On The Resurgent, Susan Wright is discomfited by another evangelist leader who’s using the Bible to support Donald Trump:
Televangelist Andrew Wommack hosted a Facebook question and answer time on Facebook Tuesday night, as a lead-in to his usual Truth & Liberty livestream event.
At some point, the pastor was asked by a viewer why so many Christians were “blinded” and couldn’t see how God could be using Donald Trump.
It’s the same kind of nonsense I have dealt with in a thousand interactions since the election. Trump, with his adulteries, cheating, scamming, lying, and abusiveness is King David. He’s King Cyrus. They’ve stopped just shy of assigning messianic qualities to him, in some cases.
Just shy.
Wommack’s answer to this question was the dangerous twisting of Scripture that so many have used to excuse their support of an ungodly man.

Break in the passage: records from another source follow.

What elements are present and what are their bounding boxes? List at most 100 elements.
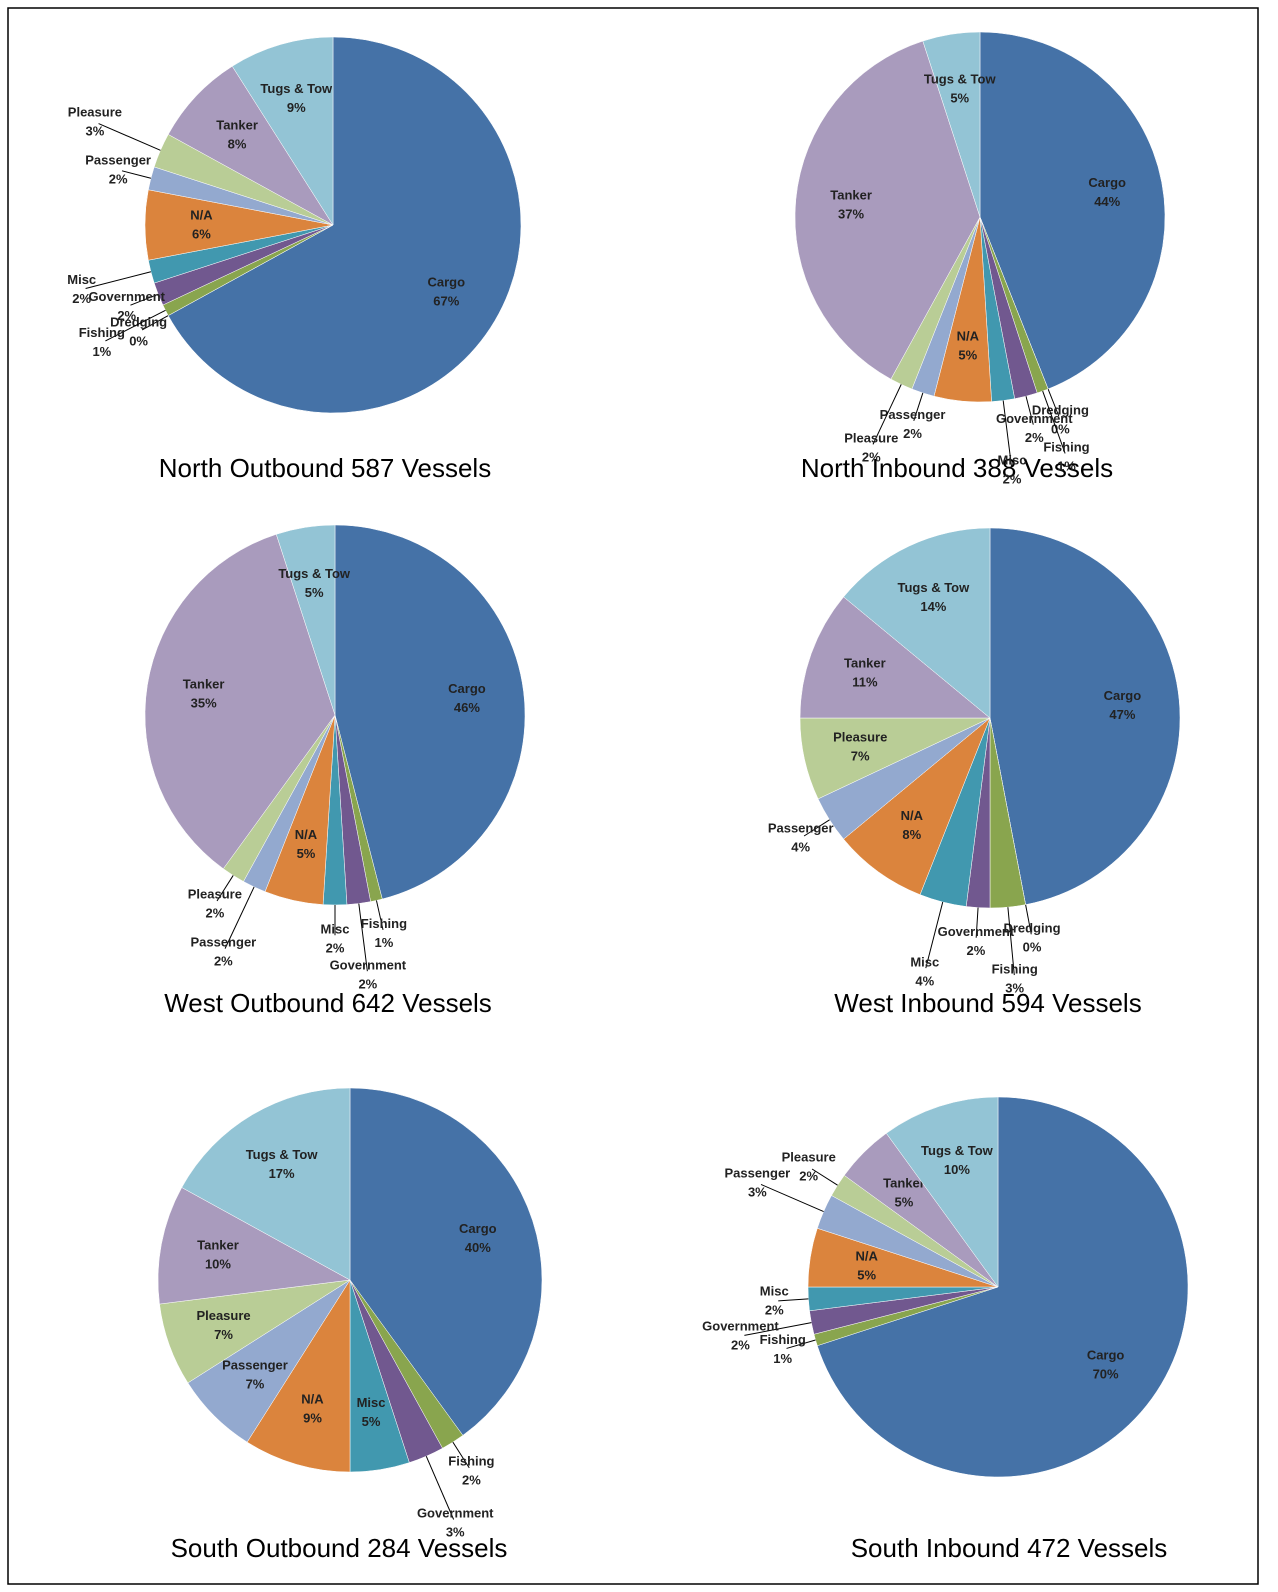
pie-slice [157,1187,351,1305]
slice-label: Misc [321,922,350,937]
slice-value-label: 2% [1025,430,1044,445]
pie-slice [349,1087,543,1436]
leader-line [925,901,944,969]
slice-label: N/A [855,1249,878,1264]
pie-slice [144,533,336,870]
leader-line [452,1441,470,1469]
slice-value-label: 37% [838,206,864,221]
slice-value-label: 70% [1093,1367,1119,1382]
slice-label: N/A [295,827,318,842]
chart-title: North Inbound 388 Vessels [801,453,1113,483]
leader-line [1002,400,1012,467]
slice-label: Tugs & Tow [924,72,997,87]
pie-slice [275,524,336,716]
slice-label: Misc [910,954,939,969]
leader-line [425,1456,455,1520]
pie-slice [799,596,991,719]
slice-value-label: 6% [192,226,211,241]
leader-line [760,1183,824,1213]
slice-value-label: 2% [205,906,224,921]
leader-line [130,293,159,306]
slice-label: Passenger [724,1165,790,1180]
slice-label: Government [88,289,165,304]
leader-line [375,900,384,931]
slice-value-label: 2% [731,1338,750,1353]
leader-line [1007,907,1015,976]
pie-slice [922,31,981,218]
slice-label: Tugs & Tow [260,81,333,96]
pie-slice [885,1096,999,1288]
slice-value-label: 35% [191,696,217,711]
frame [7,7,1259,1585]
slice-value-label: 44% [1094,194,1120,209]
leader-line [358,903,368,972]
slice-label: Fishing [361,916,407,931]
slice-value-label: 7% [851,748,870,763]
chart-title: North Outbound 587 Vessels [159,453,491,483]
slice-label: Cargo [1087,1348,1125,1363]
slice-value-label: 3% [85,123,104,138]
slice-value-label: 2% [1003,472,1022,487]
leader-line [975,907,979,938]
slice-value-label: 5% [950,91,969,106]
slice-label: Dredging [1003,921,1060,936]
slice-value-label: 1% [773,1351,792,1366]
slice-value-label: 7% [246,1376,265,1391]
slice-label: Tanker [883,1175,925,1190]
leader-line [121,170,152,179]
slice-value-label: 1% [375,935,394,950]
slice-value-label: 14% [920,599,946,614]
chart-title: South Inbound 472 Vessels [851,1533,1168,1563]
slice-label: Fishing [992,961,1038,976]
slice-value-label: 5% [895,1194,914,1209]
slice-label: Tugs & Tow [921,1143,994,1158]
pie-slice [979,31,1166,390]
slice-label: Government [702,1319,779,1334]
leader-line [224,886,255,949]
slice-value-label: 46% [454,700,480,715]
slice-value-label: 2% [214,954,233,969]
slice-label: Government [417,1506,494,1521]
slice-label: Cargo [1088,175,1126,190]
slice-label: Misc [998,453,1027,468]
leader-line [803,819,830,837]
slice-label: Pleasure [844,430,898,445]
slice-label: Tugs & Tow [278,566,351,581]
leader-line [872,384,902,445]
slice-value-label: 2% [862,449,881,464]
slice-value-label: 2% [462,1473,481,1488]
pie-slice [989,527,1181,905]
slice-label: Cargo [427,274,465,289]
slice-value-label: 1% [1057,459,1076,474]
slice-value-label: 5% [362,1414,381,1429]
slice-label: Pleasure [833,729,887,744]
pie-slice [246,1279,351,1473]
slice-label: Misc [357,1395,386,1410]
slice-value-label: 10% [944,1162,970,1177]
slice-value-label: 4% [791,840,810,855]
slice-label: Fishing [1043,440,1089,455]
slice-label: Cargo [448,681,486,696]
leader-line [778,1298,809,1302]
slice-value-label: 11% [852,674,878,689]
slice-label: Dredging [1032,402,1089,417]
pie-slice [334,524,526,900]
slice-label: N/A [190,207,213,222]
leader-line [98,123,161,151]
slice-value-label: 8% [228,136,247,151]
slice-value-label: 2% [799,1168,818,1183]
slice-label: Fishing [760,1332,806,1347]
slice-label: Tugs & Tow [246,1147,319,1162]
slice-value-label: 0% [129,333,148,348]
slice-label: Fishing [79,325,125,340]
leader-line [1025,904,1032,935]
leader-line [1025,396,1034,425]
slice-value-label: 9% [303,1411,322,1426]
slice-label: N/A [957,328,980,343]
pie-slice [181,1087,351,1281]
leader-line [1047,388,1060,417]
leader-line [216,875,234,902]
slice-label: Tanker [183,677,225,692]
slice-label: Pleasure [68,104,122,119]
slice-label: Government [330,958,407,973]
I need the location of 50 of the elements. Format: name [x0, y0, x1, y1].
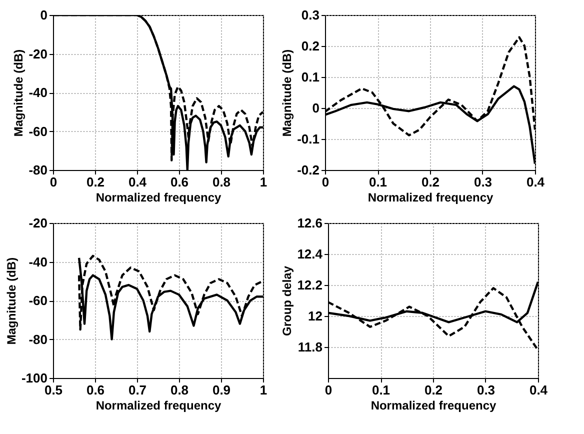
y-tick-label: -20 — [28, 216, 48, 230]
x-tick-label: 0.1 — [368, 174, 388, 190]
y-tick-label: 12.6 — [297, 216, 322, 230]
x-tick-label: 0.8 — [170, 382, 189, 398]
y-tick-label: 12.2 — [297, 278, 322, 292]
x-tick-label: 1 — [260, 382, 268, 398]
x-tick-label: 0.7 — [128, 382, 147, 398]
y-tick-label: 0 — [312, 100, 320, 116]
x-axis-title: Normalized frequency — [96, 398, 222, 412]
x-tick-label: 0.4 — [128, 174, 148, 190]
x-tick-label: 0.2 — [86, 174, 105, 190]
x-tick-label: 0.2 — [421, 174, 440, 190]
x-tick-label: 0.5 — [44, 382, 63, 398]
x-tick-label: 0.4 — [526, 174, 546, 190]
y-tick-label: -20 — [28, 46, 48, 62]
y-tick-label: -40 — [28, 85, 48, 100]
x-tick-label: 0 — [324, 382, 332, 398]
y-tick-label: 0.3 — [301, 8, 320, 22]
x-tick-label: 0.3 — [474, 174, 492, 190]
y-tick-label: -0.1 — [297, 132, 320, 146]
x-tick-label: 0.6 — [170, 174, 189, 190]
x-tick-label: 0.2 — [424, 382, 443, 398]
y-tick-label: 0 — [40, 8, 48, 22]
y-axis-title: Group delay — [280, 266, 294, 336]
y-tick-label: -40 — [28, 254, 48, 270]
y-tick-label: -60 — [28, 293, 48, 308]
y-tick-label: 12 — [308, 308, 322, 324]
y-axis-title: Magnitude (dB) — [4, 257, 18, 345]
x-tick-label: 0 — [50, 174, 58, 190]
x-axis-title: Normalized frequency — [368, 190, 494, 204]
y-tick-label: -100 — [21, 370, 48, 386]
x-axis-title: Normalized frequency — [96, 190, 222, 204]
x-tick-label: 0.9 — [212, 382, 231, 398]
x-tick-label: 0.8 — [212, 174, 231, 190]
y-tick-label: 0.1 — [301, 70, 320, 84]
y-tick-label: 12.4 — [297, 246, 324, 262]
x-tick-label: 0.6 — [86, 382, 105, 398]
y-tick-label: -80 — [28, 162, 48, 178]
y-tick-label: 11.8 — [298, 340, 322, 354]
x-tick-label: 1 — [260, 174, 268, 190]
y-tick-label: -60 — [28, 124, 48, 139]
x-tick-label: 0.1 — [372, 382, 390, 398]
y-axis-title: Magnitude (dB) — [280, 49, 294, 137]
x-tick-label: 0.3 — [476, 382, 496, 398]
y-tick-label: 0.2 — [301, 38, 320, 54]
y-tick-label: -0.2 — [297, 162, 320, 178]
x-tick-label: 0.4 — [529, 382, 548, 398]
x-axis-title: Normalized frequency — [370, 398, 497, 412]
y-axis-title: Magnitude (dB) — [12, 49, 26, 137]
y-tick-label: -80 — [28, 332, 48, 347]
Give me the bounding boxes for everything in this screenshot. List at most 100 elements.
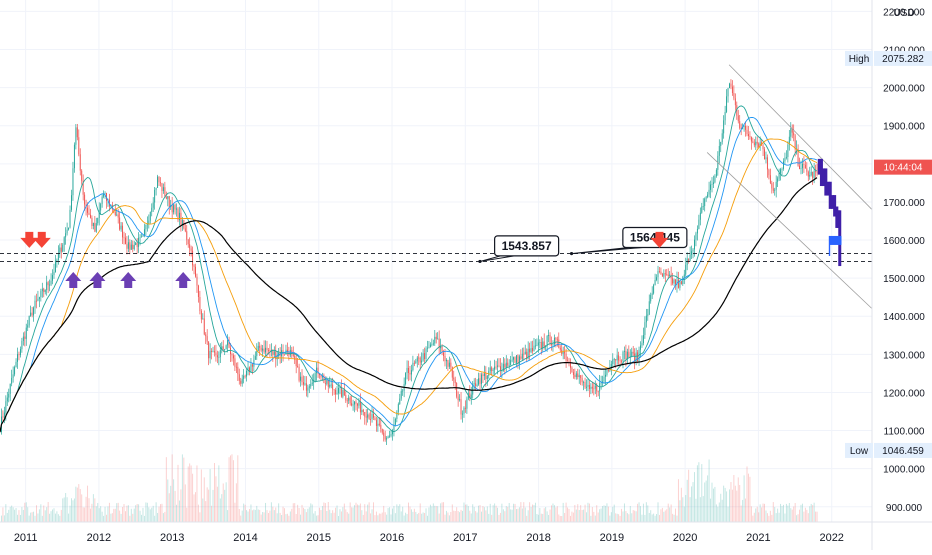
volume-bar	[229, 457, 230, 522]
volume-bar	[199, 512, 200, 522]
volume-bar	[226, 482, 227, 522]
price-chart[interactable]: 1564.445 1543.857 900.000 1000.000 1100.000…	[0, 0, 932, 550]
candle-body	[198, 286, 199, 297]
volume-bar	[801, 505, 802, 522]
volume-bar	[482, 506, 483, 522]
volume-bar	[252, 510, 253, 522]
volume-bar	[46, 507, 47, 522]
candle-body	[548, 335, 549, 336]
volume-bar	[268, 513, 269, 522]
volume-bar	[774, 507, 775, 522]
volume-bar	[11, 506, 12, 522]
volume-bar	[366, 511, 367, 522]
volume-bar	[666, 509, 667, 522]
volume-bar	[606, 503, 607, 522]
candle-body	[377, 424, 378, 426]
volume-bar	[500, 513, 501, 522]
volume-bar	[94, 498, 95, 522]
candle-body	[462, 414, 463, 415]
volume-bar	[491, 515, 492, 522]
candle-body	[135, 243, 136, 245]
volume-bar	[790, 508, 791, 522]
candle-body	[226, 345, 227, 349]
volume-bar	[713, 489, 714, 522]
volume-bar	[180, 489, 181, 522]
candle-body	[243, 376, 244, 379]
candle-body	[633, 352, 634, 354]
candle-body	[234, 358, 235, 366]
volume-bar	[744, 475, 745, 522]
candle-body	[172, 205, 173, 212]
volume-bar	[468, 506, 469, 522]
candle-body	[710, 185, 711, 190]
volume-bar	[681, 488, 682, 522]
candle-body	[751, 137, 752, 141]
candle-body	[414, 363, 415, 364]
volume-bar	[655, 516, 656, 522]
candle-body	[297, 366, 298, 367]
candle-body	[669, 275, 670, 276]
candle-body	[646, 316, 647, 323]
candle-body	[693, 249, 694, 251]
volume-bar	[150, 509, 151, 522]
volume-bar	[443, 502, 444, 522]
volume-bar	[361, 510, 362, 522]
volume-bar	[477, 513, 478, 522]
volume-bar	[407, 514, 408, 522]
candle-body	[593, 388, 594, 389]
candle-body	[18, 354, 19, 355]
volume-bar	[56, 511, 57, 522]
volume-bar	[87, 486, 88, 522]
candle-body	[801, 168, 802, 169]
candle-body	[560, 348, 561, 350]
y-tick-label: 1100.000	[884, 427, 925, 438]
candle-body	[787, 145, 788, 157]
volume-bar	[89, 498, 90, 522]
volume-bar	[557, 506, 558, 522]
candle-body	[164, 187, 165, 197]
volume-bar	[571, 512, 572, 522]
volume-bar	[532, 505, 533, 522]
axes: 900.0001000.0001100.0001200.0001300.0001…	[0, 0, 932, 550]
candle-body	[27, 325, 28, 327]
candle-body	[96, 223, 97, 232]
candle-body	[370, 419, 371, 420]
volume-bar	[72, 500, 73, 522]
volume-bar	[195, 492, 196, 522]
candle-body	[81, 171, 82, 181]
candle-body	[420, 358, 421, 363]
volume-bar	[459, 512, 460, 522]
chart-svg[interactable]: 1564.4451543.857 900.0001000.0001100.000…	[0, 0, 932, 550]
candle-body	[23, 337, 24, 341]
volume-bar	[621, 509, 622, 522]
volume-bar	[669, 507, 670, 522]
candle-body	[173, 205, 174, 213]
candle-body	[700, 213, 701, 220]
candle-body	[237, 367, 238, 374]
candle-body	[354, 402, 355, 405]
candle-body	[374, 418, 375, 420]
volume-bar	[78, 484, 79, 522]
volume-bar	[717, 507, 718, 522]
volume-bar	[679, 500, 680, 522]
volume-bar	[264, 512, 265, 522]
volume-bar	[411, 509, 412, 522]
candle-body	[660, 272, 661, 275]
volume-bar	[605, 506, 606, 522]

Citing a passage from 2 Thessalonians in which Paul warns that, in the Last Days, God will send a “powerful delusion” on those “refused to love the truth,” Wommack said that this is precisely what is happening now.
“How come people can’t see things today?” he asked. “It really defies logic. It really does defy logic. It seems like there is a supernatural deception that’s over people that they can’t see the fallacy of what they’re doing.”
“I do believe that we are in the End Times and this is one of the signs of the End Times,” Wommack said. “I believe that there is a demonic deception that is blinding people today.”
I’ll agree with Wommack on this: There is a great delusion that has overtaken the people.
Trying to derive doctrine from a text readable in so many ways, years after it’s been translated, all strikes me as one of the nuttier ways to spend one’s time these days. But I suppose it’s not surprising, as it’s a movement pre-disposed to accepting the cloying bullshit of charlatans.
I know it’s just chanting into the wind, but how about evaluating President Trump on his own terms, using your life experiences with liars and cheats, and then tell me how you feel about his competency in a position completely outside of his experience? The difference in conclusions will cast a new light on the rancid remark magical thinking.
Yacking over “doctrine” … just leaves me shaking what I use for a head these days.